I can not name them all but must just mention some standouts for me - just my quirkiness perhaps but here goes!
There is a promising Polish countertenor to watch out for who appeared in the two Handel selections, as Ruggero in Alcina and Bertarido in Rodelinda. This is Damian Ganclarski - a fine figure of a fellow, with easy stage presence and commitment, and an excellent voice used expressively to boot. He should do well.
There is a firm beautiful voice in the making in Alex Otterburn, who negotiated Don Giovanni and the Count in two of the four Mozart excepts with impressive confidence. An excellent impression - again promises good stuff for the future.
And the real jewel was a brand new Masters student from Spain via the Guildhall School of Music, Lorena Paz - a delightful Despina. I look forward to seeing and hearing much of her in the future. She will no doubt join Royal Academy Opera next year if she does not get snapped up before then!
I am now off to Glyndeburne for the touring Turn of the Screw which opens at the home theatre this afternoon.
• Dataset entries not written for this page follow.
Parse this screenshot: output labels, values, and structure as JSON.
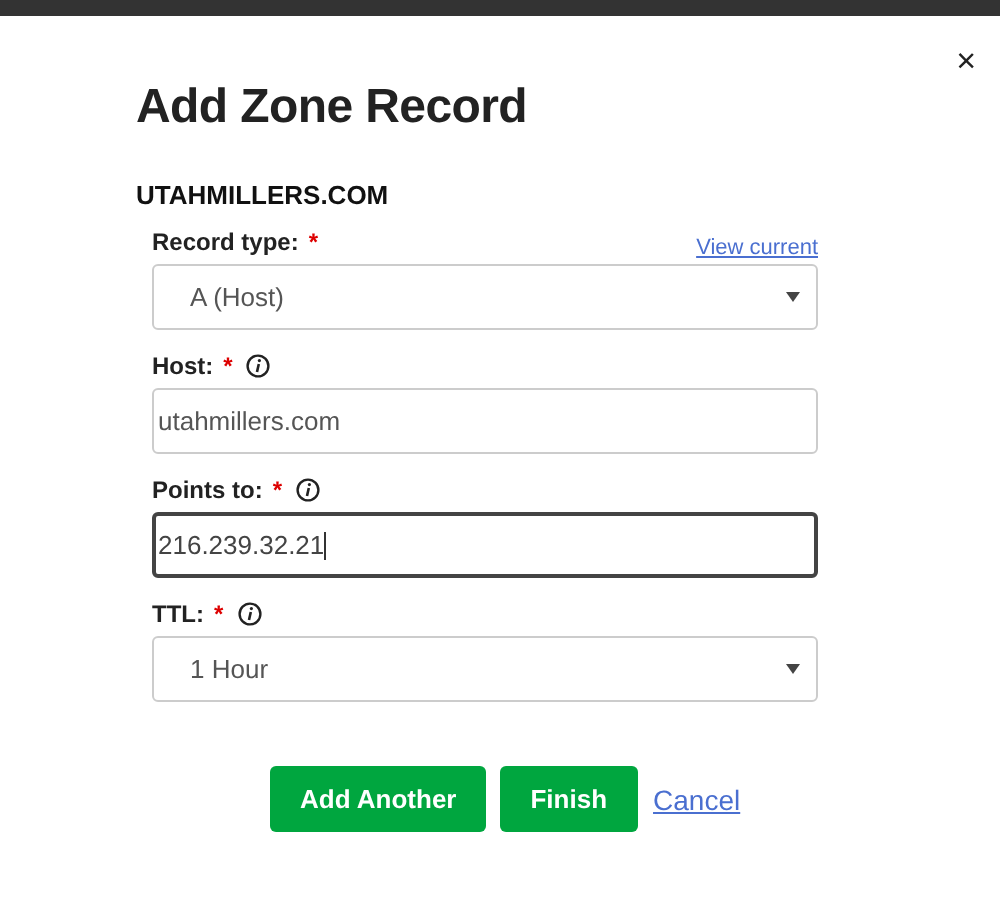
{
  "close": "×",
  "title": "Add Zone Record",
  "domain": "UTAHMILLERS.COM",
  "fields": [
    {
      "kind": "select",
      "label": "Record type:",
      "required_mark": "*",
      "info": false,
      "link": "View current",
      "value": "A (Host)",
      "focused": false
    },
    {
      "kind": "input",
      "label": "Host:",
      "required_mark": "*",
      "info": true,
      "value": "utahmillers.com",
      "focused": false
    },
    {
      "kind": "input",
      "label": "Points to:",
      "required_mark": "*",
      "info": true,
      "value": "216.239.32.21",
      "focused": true
    },
    {
      "kind": "select",
      "label": "TTL:",
      "required_mark": "*",
      "info": true,
      "value": "1 Hour",
      "focused": false
    }
  ],
  "buttons": [
    "Add Another",
    "Finish"
  ],
  "cancel": "Cancel"
}
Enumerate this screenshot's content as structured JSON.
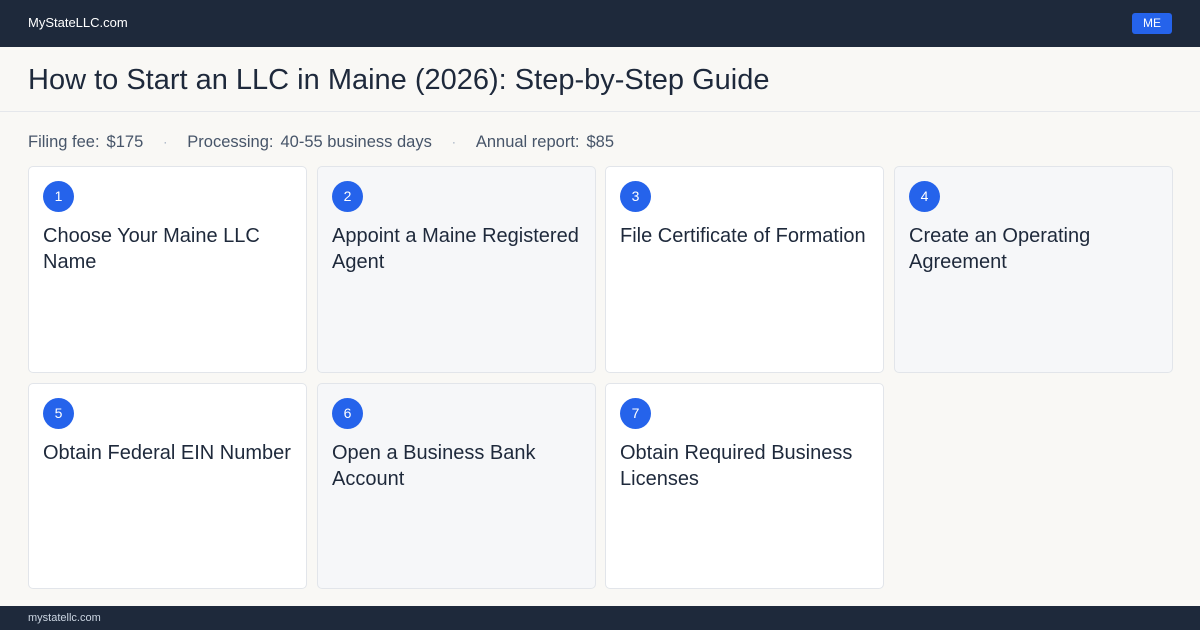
{
  "header": {
    "brand": "MyStateLLC.com",
    "state_badge": "ME"
  },
  "page": {
    "title": "How to Start an LLC in Maine (2026): Step-by-Step Guide"
  },
  "stats": [
    {
      "label": "Filing fee:",
      "value": "$175"
    },
    {
      "label": "Processing:",
      "value": "40-55 business days"
    },
    {
      "label": "Annual report:",
      "value": "$85"
    }
  ],
  "separator": "·",
  "steps": [
    {
      "number": "1",
      "title": "Choose Your Maine LLC Name"
    },
    {
      "number": "2",
      "title": "Appoint a Maine Registered Agent"
    },
    {
      "number": "3",
      "title": "File Certificate of Formation"
    },
    {
      "number": "4",
      "title": "Create an Operating Agreement"
    },
    {
      "number": "5",
      "title": "Obtain Federal EIN Number"
    },
    {
      "number": "6",
      "title": "Open a Business Bank Account"
    },
    {
      "number": "7",
      "title": "Obtain Required Business Licenses"
    }
  ],
  "footer": {
    "url": "mystatellc.com"
  }
}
As regular readers know I had the extreme pleasure of serving on the jury of the Carl Nielsen competition in Denmark last month. And today I revisited the special world of the flute when I attended a masterclass with William Bennett at the Royal Academy of Music. And what an afternoon it was!
William Bennett is of course a renowned soloist - amongst the world's most distinguished. During my week in Denmark I discovered that flautists are a very special breed, crazy about their instrument and eloquent expressive musicians not unlike singers in their ability to reflect considerable emotion in their playing. So I should not have been surprised to have been so entertained and moved by Bennett's passionate teaching style, and enchanting wicked humour.
Three very young RAM flautist students showed their paces - firstly Silvija Scerbaviciuite, from Vilnius, Lithuania via Chethams School, in the very beautiful third movement of Widor's Suite.
Second up was Chloe Bradshaw - playing Benjamin Godard's delightful Waltz from his Suite Op 116. And finally the very brave Laura Davies who made a fine job of the Dutilleux Sonatine, one of the pieces that I heard around a dozen times in the Nielsen competition in Odense.
Bennett is clearly an inspirational teacher, balancing rigour and discipline with warm encouragement and evident pleasure when, as so often happened this afternoon, the young players responded with commitment both to the music itself and the coaching he was giving them. I had to leave after the break and was sorry to miss the last two - William Bennett had the stamina however to continue until 6 pm!
Tomorrow I am back at the Royal Academy for a scenes event from the Vocal faculty - and at the the other Royal Academy for two shows - Dennis Hopper and Anselm Kiefer.